The Wisconsin Alumni Association hosted a special Wisconsin Idea Spotlight event featuring former University of Wisconsin–Madison director of bands Mike Leckrone and acclaimed author Doug Moe, celebrating the release of their new book chronicling the rich history of UW–Madison’s band program.
Moments of Happiness: A Wisconsin Band Story captures Leckrone’s legendary 50-year career and the evolution of UW–Madison’s renowned band program. The evening provided attendees with an intimate look into the career of Mike Leckrone and the university’s bands, which Leckrone transformed into the celebrated institutions we know today.

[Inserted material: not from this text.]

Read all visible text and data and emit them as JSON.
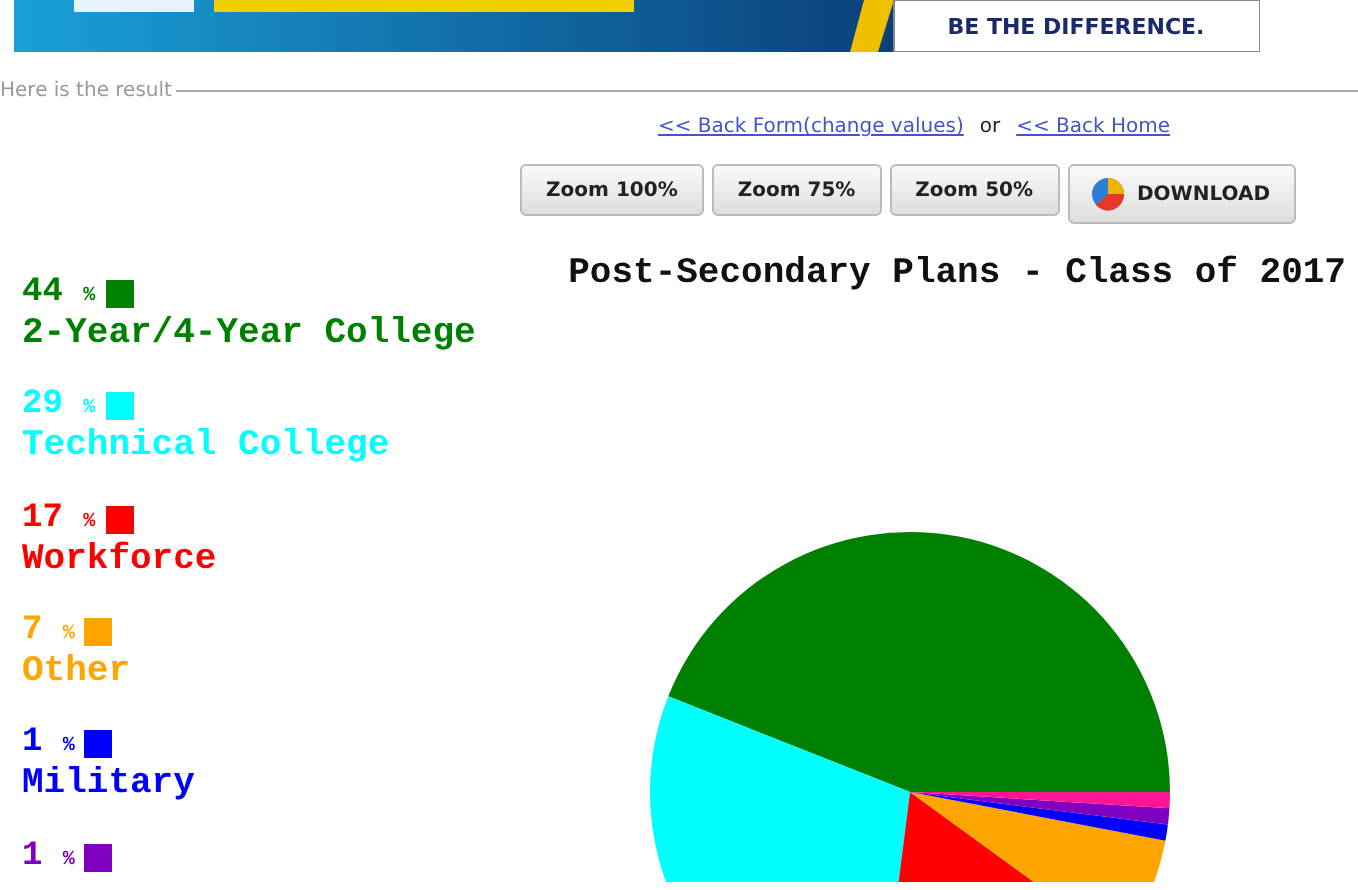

Leckrone and coauthor Doug Moe, a UW alumnus and one of Wisconsin’s most distinguished journalists, sat down for a one-on-one interview with the Wisconsin Alumni Association before the event.
Question:
Let’s start with the title of the book because I think it’s fascinating. Moments of Happiness. Can you tell me what inspired that title? Where did that come from?
Mike Leckrone:
Well actually, it came from a talk that I was giving to the band just before we did the first Rose Bowl, and I was telling them that sometimes you can take these things for granted. Breathe in every moment that you can. Look at everything that’s going on around you, suck it all in, and so that when you’ve got times [that] are not so good, you’ve got those moments of happiness that you can rely on to sort of pull you through some of the lesser times. I started using it as a regular speech that I gave to the band before the season started. There are going to be some bad times but think about the moments of happiness. And it’s just kind of stuck with me ever since, and I’m glad you like the title.
Question:
I love the title. I think it’s fascinating and it’s great life advice too, right?
Mike Leckrone:
Oh, well, I think so too. It is part of what I try to teach every day.
Doug Moe:
Maybe this is inside baseball a little bit, but Mike actually had to put his foot down a little bit on that title. The publisher was uncertain and having been through this a few times with other books, [the] publisher generally wins, but Mike fought City Hall, and I love the title, and I think it’s borne out that people do.
Question:
I’m sure there have been so many moments of happiness. Is there one that really sticks out to you?
Mike Leckrone:
Well, I’ve already said it: the Rose Bowl. That first Rose Bowl just topped anything I’d ever done before, and it’s something, as I said, I still rely on it to bring me back. So that was a moment that I can’t get out of my head. When you talk to people who were in the band, that’s where they always gravitate to as well.
Question:
What made that so special?
Mike Leckrone:
Everything. It wasn’t just a moment. It was everything that was going on at that time. I mean, the whole state came together if you were around at that time. It was just an amazing show of love for Wisconsin and everything just came together on that. As I said, it wasn’t a moment, it was a week of happy thoughts and happy deeds and nothing has ever been able to surpass it. I think sometimes you anticipate more than what [the] realization is going to be, but this didn’t. The anticipation and the realization were the same.
Question:
Your father was a band director. What philosophy did he share with you that you used to transform the UW–Madison band program?
Mike Leckrone:
One of the things that’s stayed with me more than anything is basically you can do more than you think you can. And if you stop before you reach perfection — which you’re never going to reach — if you stop before that point, then you haven’t done everything that you are able to do. My grandfather used to say, if you think you can’t, you can’t. And I firmly believe that, so I use that philosophy to push the kids. I think they would all tell you I pushed them about as hard as they could be pushed.
Question:
And that certainly came out as you guys were working on this book together, right, that philosophy of life.
Doug Moe:
Well, yeah. I was a fan of the band, but not an insider by any means. And I think one of the things that I learned in my research was how hard they worked. I think the philosophy was [that] it’s fun, but it’s only fun if you do a really good performance. And to do a really good performance, there’s hours and hours of hard work to make that happen.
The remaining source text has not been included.